O Instituto Nacional de Emergência Médica (INEM) garantiu hoje que, ao ser informado do encerramento do heliporto do Hospital Pedro Hispano, em Matosinhos, ativou de imediato soluções alternativas de forma a evitar interrupção do serviço.
Em resposta a perguntas enviadas à agência Lusa, o INEM refere que “de acordo com informação recebida do Hospital Pedro Hispano, o heliporto desta unidade hospitalar encontra-se temporariamente suspenso por determinação da Autoridade Nacional da Aviação Civil (ANAC)”.
“O INEM ativou de imediato soluções alternativas, garantindo a continuidade da resposta aérea de emergência médica, sem qualquer interrupção do serviço. O Serviço de Helicópteros de Emergência Médica (SHEM) continua a recorrer a locais já anteriormente utilizados, designadamente o heliporto do Hospital de São João, o Aeroporto Francisco Sá Carneiro (Porto) e o heliporto da Corporação de Bombeiros de Baltar”, lê-se na resposta.
É ainda informado que o INEM “aguarda comunicação do Hospital Pedro Hispano relativa à reabertura do respetivo heliporto”.
O heliporto do Hospital Pedro Hispano, da Unidade Local de Saúde de Matosinhos (ULSM), teve de ser encerrado porque os canais de descolagem, levantamento e aterragem existentes possuem obstáculos que colocam em risco a operação.
Num documento ao qual a agência Lusa teve acesso na terça-feira, assinado pela diretora do serviço de gestão de risco da ULSM, é explicado que esta decisão decorre de visitas e reuniões técnicas nas quais participaram a ULSM e a Autoridade Nacional da Aviação Civil (ANAC), tendo ficado concluído que “a localização do heliporto, atualmente não é a melhor, dada a sua envolvente”.
“Os canais de aproximação [descolagem/levantamento e aterragem] existentes, com as regras atuais, possuem vários obstáculos, o que coloca em risco a segurança da operação.
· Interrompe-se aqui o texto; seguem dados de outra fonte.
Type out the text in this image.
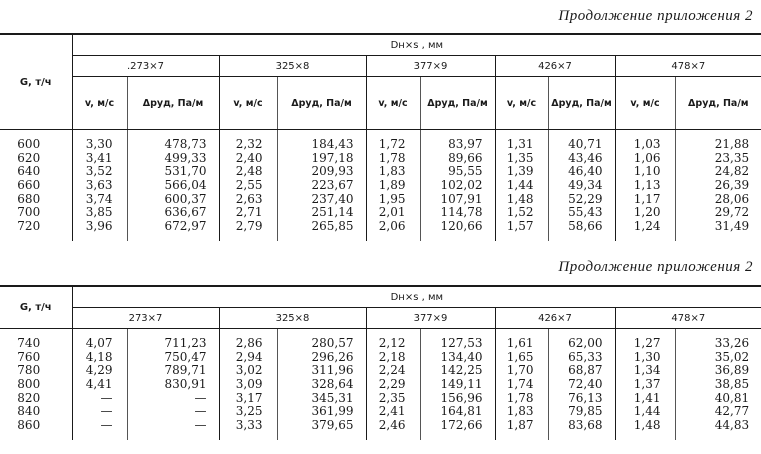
Продолжение приложения 2
G, т/ч	Dн×s , мм									
	.273×7		325×8		377×9		426×7		478×7	
	v, м/с	Δpуд, Па/м	v, м/с	Δpуд, Па/м	v, м/с	Δpуд, Па/м	v, м/с	Δpуд, Па/м	v, м/с	Δpуд, Па/м

600	3,30	478,73	2,32	184,43	1,72	83,97	1,31	40,71	1,03	21,88
620	3,41	499,33	2,40	197,18	1,78	89,66	1,35	43,46	1,06	23,35
640	3,52	531,70	2,48	209,93	1,83	95,55	1,39	46,40	1,10	24,82
660	3,63	566,04	2,55	223,67	1,89	102,02	1,44	49,34	1,13	26,39
680	3,74	600,37	2,63	237,40	1,95	107,91	1,48	52,29	1,17	28,06
700	3,85	636,67	2,71	251,14	2,01	114,78	1,52	55,43	1,20	29,72
720	3,96	672,97	2,79	265,85	2,06	120,66	1,57	58,66	1,24	31,49

Продолжение приложения 2
G, т/ч	Dн×s , мм									
	273×7		325×8		377×9		426×7		478×7	

740	4,07	711,23	2,86	280,57	2,12	127,53	1,61	62,00	1,27	33,26
760	4,18	750,47	2,94	296,26	2,18	134,40	1,65	65,33	1,30	35,02
780	4,29	789,71	3,02	311,96	2,24	142,25	1,70	68,87	1,34	36,89
800	4,41	830,91	3,09	328,64	2,29	149,11	1,74	72,40	1,37	38,85
820	—	—	3,17	345,31	2,35	156,96	1,78	76,13	1,41	40,81
840	—	—	3,25	361,99	2,41	164,81	1,83	79,85	1,44	42,77
860	—	—	3,33	379,65	2,46	172,66	1,87	83,68	1,48	44,83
Não há possibilidade de se alterar o sentido/orientação dos canais de aproximação”, lê-se no relatório, sendo sugerido que “o heliporto atual, que é de superfície, passasse a heliporto elevado, com uma altura aproximada de 10 metros”.
A ULSM possui um heliporto localizado no Hospital Pedro Hispano (HPH), o qual é utilizado, essencialmente, para receber helitransportes com doentes para os hospitais das ULS São João e ULS Santo António, ambos no Porto.
Na terça-feira, questionada pela Lusa sobre esta matéria, a administração da ULSM admitiu que a ANAC recomendou o cancelamento da atividade do heliporto do Hospital Pedro Hispano, pelo que esta foi “suspensa, temporariamente” enquanto a autoridade analisa o processo de autorização de acordo com a legislação em vigor.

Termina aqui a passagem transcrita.